Dalam proses pendalaman materi ini, tentunya kami mendapatkan bimbingan, arahan, koreksi dan saran, untuk itu rasa terimakasih yang dalam-dalamnya kami sampaikan :
1.      Abdul Qodir Zaelani, S.H.I., M.A., selaku dosen mata kuliah Fiqh Mawaris.
2.      Teman - teman mahasiswa yang telah membantu terselesaikannya makalah ini.

Kami menyadari bahwa makalah ini belumlah sempurna. Oleh karena itu, saran dan kritik yang membangun dari teman – teman sangat dibutuhkan untuk penyempurnaan makalah ini.

Bandar Lampung, 22 Oktober 2018
Penyusun


DAFTAR ISI
KATA PENGANTAR .......................................................................................... ..  2
DAFTAR ISI .............................................................................................................  3
BAB 1 PENDAHULUAN
Latar Belakang ...........................................................................................................  4
Rumusan Masalah ......................................................................................................  5
Tujuan ........................................................................................................................  5

BAB II PEMBAHASAN
A.    Pengertian Kewarisan Saudara (Dzawil Arham) ..................................  6
B.     Para Dzawil Arham .................................................................................  7
C.     Pembagian Harta Waris ..........................................................................  7
D.    Pendapat Beberapa Imam tentang Dzawil Arham ..............................  8
E.     Cara Pembagian Waris untuk Dzawil Arham ...........................................  10
F.      Syarat-Syarat Pembagian Hak Waris Bagi Dzawil Arham .......................  13
G.    Kisah Salaf Terdahulu ..............................................................................  13

BAB III PENUTUP
Kesimpulan ...............................................................................................................  15
Daftar Pustaka ..........................................................................................................  16



BAB I

PENDAHULUAN


1.      Latar Belakang
Waris berasal dari bahasa Arab warisa-yarisu-warsan atau irsan/turâs, yang berarti mempusakai ketentuan-ketentuan harta pustaka yang meliputi ketentuan siapa yang berhak dan tidak berhak menerima warisan dan berapa jumlah masing-masing harta yang diterima.
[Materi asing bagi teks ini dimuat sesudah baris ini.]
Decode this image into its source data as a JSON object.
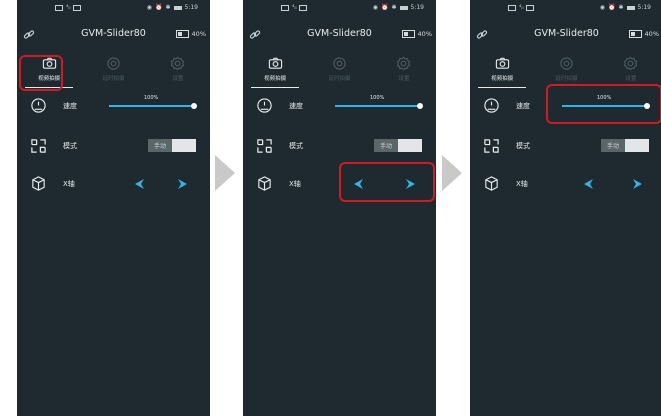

Banyak para ahli hukum mendefinisikan hukum kewarisan yang berbeda beda. Menurut Soepomo hukum waris itu memuat peraturan-peraturan yang mengatur proses meneruskan serta pengoperan barang-barang harta benda dan barang-barang yang berwujud benda dari suatu angkatan manusia pada keturunannya. Hilman Hadi Kusuma menyatakan bahwa warisan menunjuk harta kekayaan dari orang yang telah meninggal, yang kemudian disebut pewaris, baik harta itu telah dibagi-bagi atau masih dalam keadaan tidak terbagi-bagi.
Berdasarkan definisi tersebut tampak bahwa hukum kewarisan meliputi pewaris, ahli waris dan harta peninggalan pewaris yang perlu diatur agar terdapat kepastian hukum dalam kewarisan dengan tujuan agar ahli waris mendapatkan harta warisan sesuai dengan haknya.[1]
Hukum kewarisan Islam merupakan bagian dari konstruksi ajaran agama Islam yang secara letter lijk termuat dalam teks-teks ayat suci Alquran. Alquran telah mengatur mengenai cara pembagian harta waris, ahli waris dan syarat-syarat sebagai ahli waris, wasiat dan hal-hal yang secara rinci membahas mengenai waris. Idealnya ketentuan yang telah ditentukan oleh Alquran tersebut harus dilaksanakan.  Akan tetapi karena berbagai faktor yang melingkupi, ketentuan tersebut tidak dilaksanakan, sehingga timbul pemahaman terhadap keberadaan hukum waris Islam seakan hanya sebatas rentetan aturan tanpa adanya praktik. Padahal jika dikaji secara mendalam, hukum waris menduduki tempat amat penting dalam hukum Islam.[2]
Seiring berkembangnya zaman, masalah pewarisan dikembangkan secara kompleks oleh para fuqaha’. Dalam pewarisan tersebut mereka mengelompokkan pihak-pihak yang mendapat harta warisan, ada yang disebut dengan ashhabul furudh, ashabah, dan dzawil arham. Diantara tiga golongan tersebut yang menarik perhatian adalah dzawil arham yang banyak perselisihaan mengenai pembagian hak warisnya. Dalam makalah ini kami akan membahas tentang pewarisan dzawil arham.


2.     Rumusan Masalah
Dari latar belakang di atas, maka yang menjadi pokok utama dalam pembahasan makalah ini adalah membahas tentang Kewarisan Saudara. Pembahasan tersebut dapat dibentuk dalam sebuah rumusan masalah sederhana agar mempermudah dalam memahami. Adapun rumusan masalah sebagai berikut :
1.      Apa yang dimaksud dengan Kewarisan Saudara (Dzawil Arham) ?
2.      Bagaimana Pendapat Beberapa Imam tentang Dzawil Arham ?
3.      Bagaimana Cara Pembagian Waris Dzawil Arham ?
4.      Apa saja Syarat-Syarat Hak Waris Bagi Dzawil Ahkam?

3.     Tujuan
1.      Mengetahui pengertian Kewarisan Saudara (Dzawil Arham).
2.      Mengetahui Pendapat Beberapa Imam tentang Dzawil Arham.
3.      Mengetahui Cara Pembagian Waris Dzawil Arham.
4.      Mengetahui Syarat-Syarat Hak Waris Bagi Dzawil Ahkam.



BAB II

PEMBAHASAN


A.    Pengertian Kewarisan Saudara (Dzawil Arham)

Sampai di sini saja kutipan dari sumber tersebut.